N Korea hits back at rights vote

Pyongyang rejects UN human rights resolution, describing it as “sheer lies”.

Kim Jong Il
The North Korean regime has been labelled one of the world's worst human rights abusers

“The U.S. and the EU had better put an end to their own human rights abuses before finding fault with the human rights performance in other countries.”

The resolution, sponsored by the European Union, must go before the UN General Assembly for final approval.

Criticism

On Sunday, North Korea came in for further criticism from leaders at the Asia-Pacific Economic Co-operation (Apec) forum meeting in Hanoi.

Among issues topping their discussions was the fallout from North Korea’s first test of a nuclear weapon on October 9.

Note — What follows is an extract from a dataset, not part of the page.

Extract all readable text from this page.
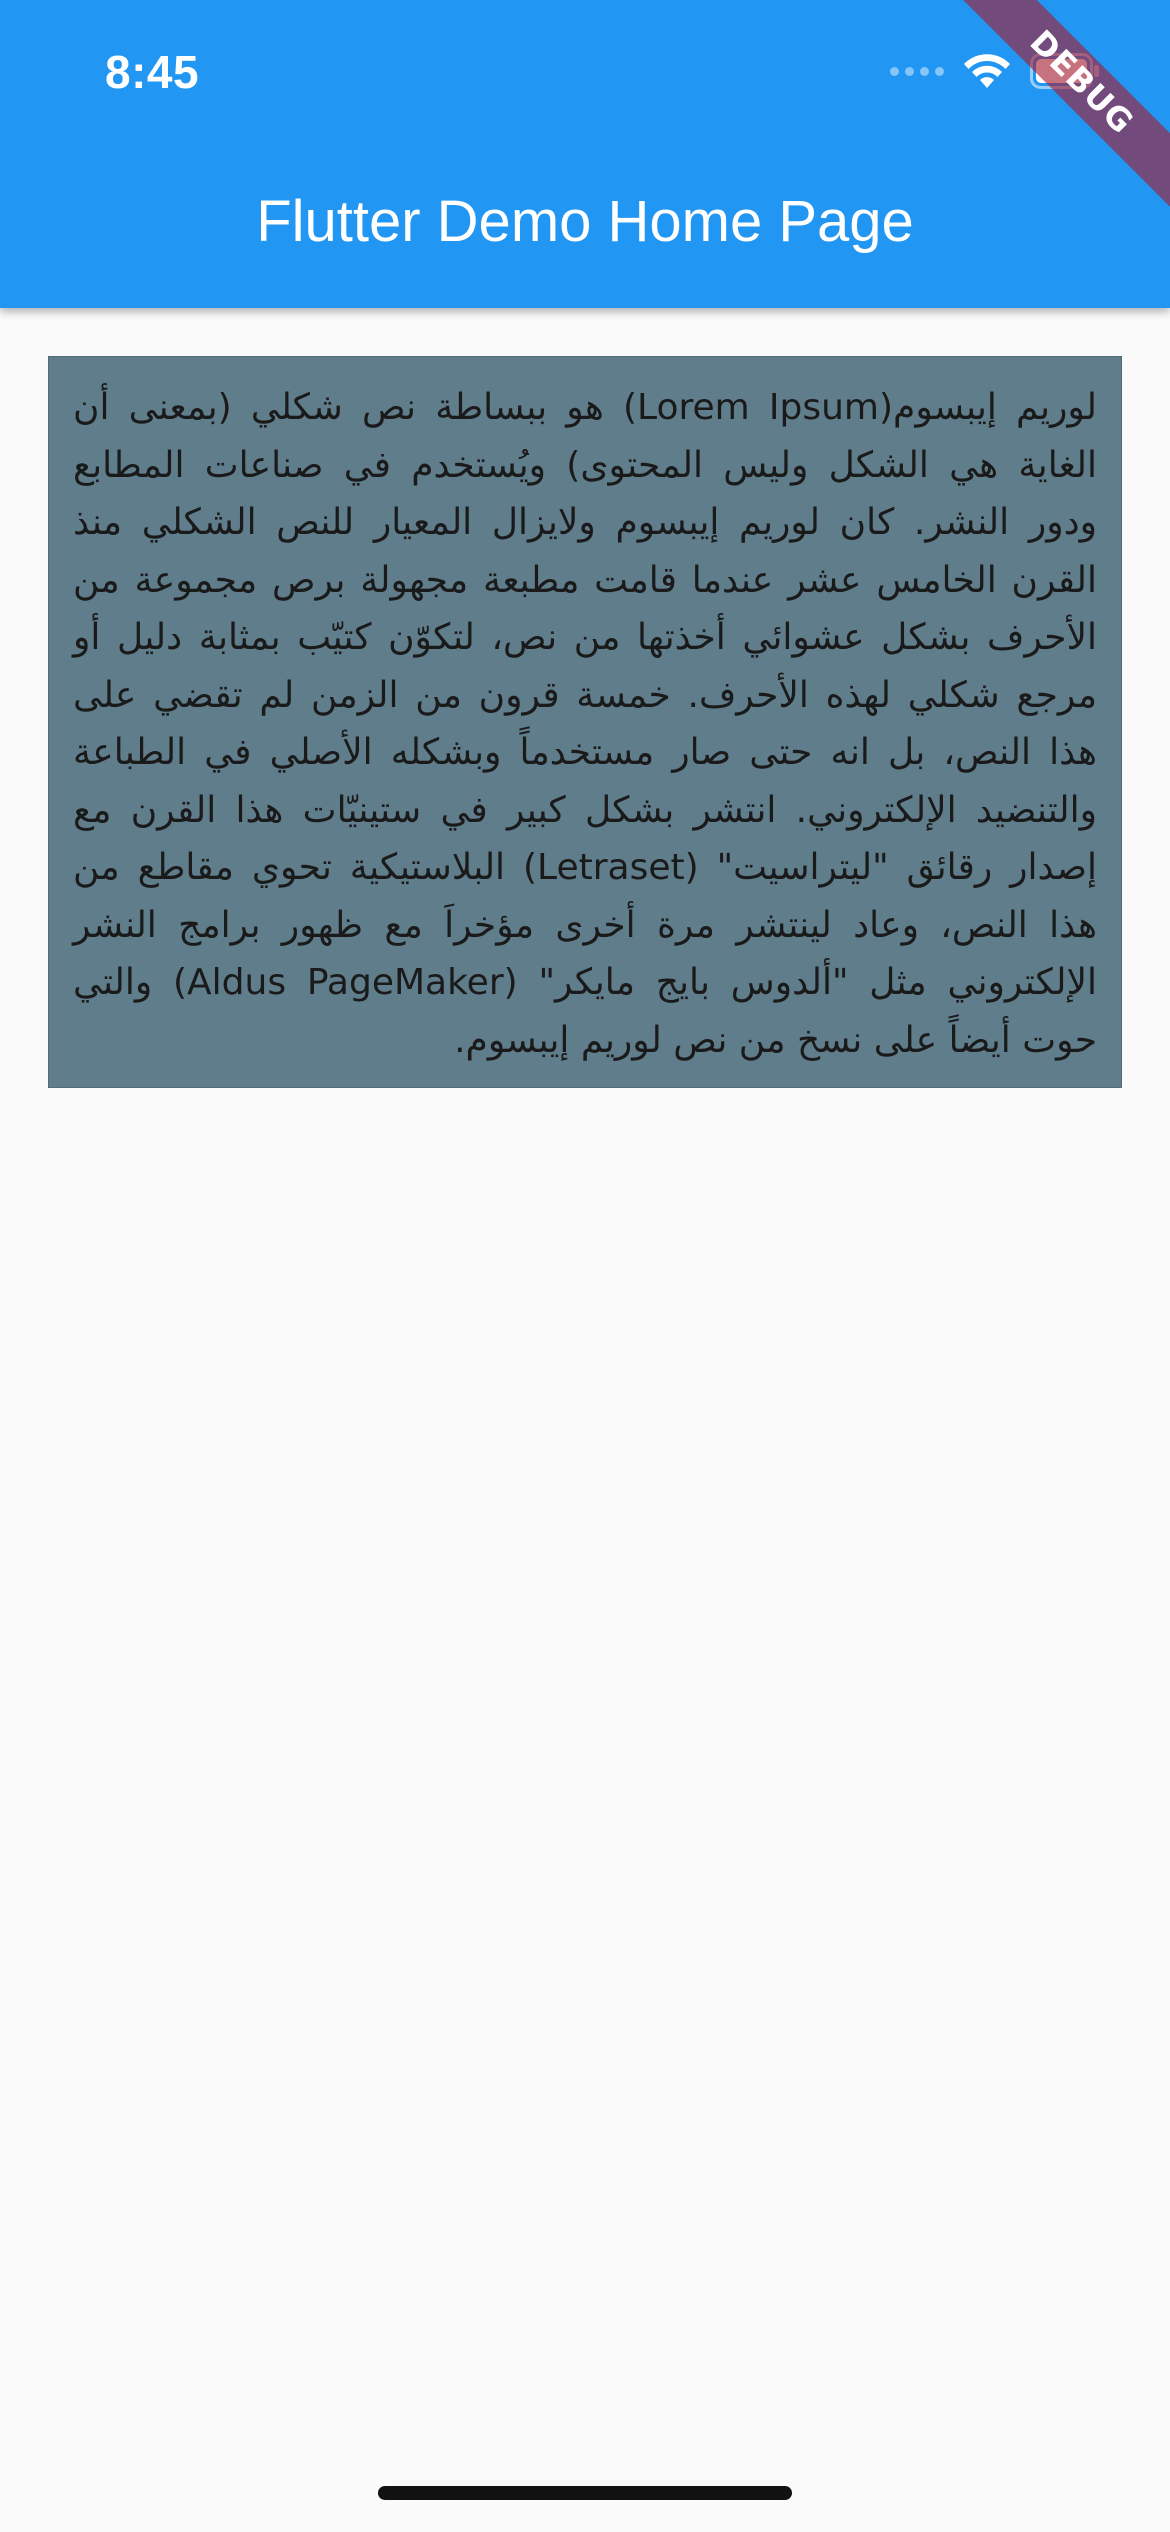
8:45
Flutter Demo Home Page
DEBUG

لوريم إيبسوم(Lorem Ipsum) هو ببساطة نص شكلي (بمعنى أن الغاية هي الشكل وليس المحتوى) ويُستخدم في صناعات المطابع ودور النشر. كان لوريم إيبسوم ولايزال المعيار للنص الشكلي منذ القرن الخامس عشر عندما قامت مطبعة مجهولة برص مجموعة من الأحرف بشكل عشوائي أخذتها من نص، لتكوّن كتيّب بمثابة دليل أو مرجع شكلي لهذه الأحرف. خمسة قرون من الزمن لم تقضي على هذا النص، بل انه حتى صار مستخدماً وبشكله الأصلي في الطباعة والتنضيد الإلكتروني. انتشر بشكل كبير في ستينيّات هذا القرن مع إصدار رقائق "ليتراسيت" (Letraset) البلاستيكية تحوي مقاطع من هذا النص، وعاد لينتشر مرة أخرى مؤخراَ مع ظهور برامج النشر الإلكتروني مثل "ألدوس بايج مايكر" (Aldus PageMaker) والتي حوت أيضاً على نسخ من نص لوريم إيبسوم.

“The Apec leaders express our strong concern over the nuclear situation in North Korea, which could lead to a complicated situation in the northeast region,” Nguyen Minh Triet, the Vietnamese president, said.

Also at the summit Japan sought to draw attention to North Korea’s abduction of more than a dozen Japanese citizens.

Shinzo Abe, Japan’s prime minister, urged other countries to work with him to find a speedy resolution to the matter.

Spy training

North Korea has admitted to kidnapping about 12 Japanese in the 1970s and 1980s to train its spies in Japanese language and culture but, according to Abe, has “failed to deal sincerely” with the matter.

Five of the kidnap victims were allowed to return to Japan in 2002. North Korea said the others had died.

On Monday, Japanese police added a seventeenth person to a list of citizens it believes were abducted by North Korean agents.

Officials said they would be demanding the immediate return of Kyoko Matsumoto, who disappeared from the western Japanese coastal town of Yonago in 1977.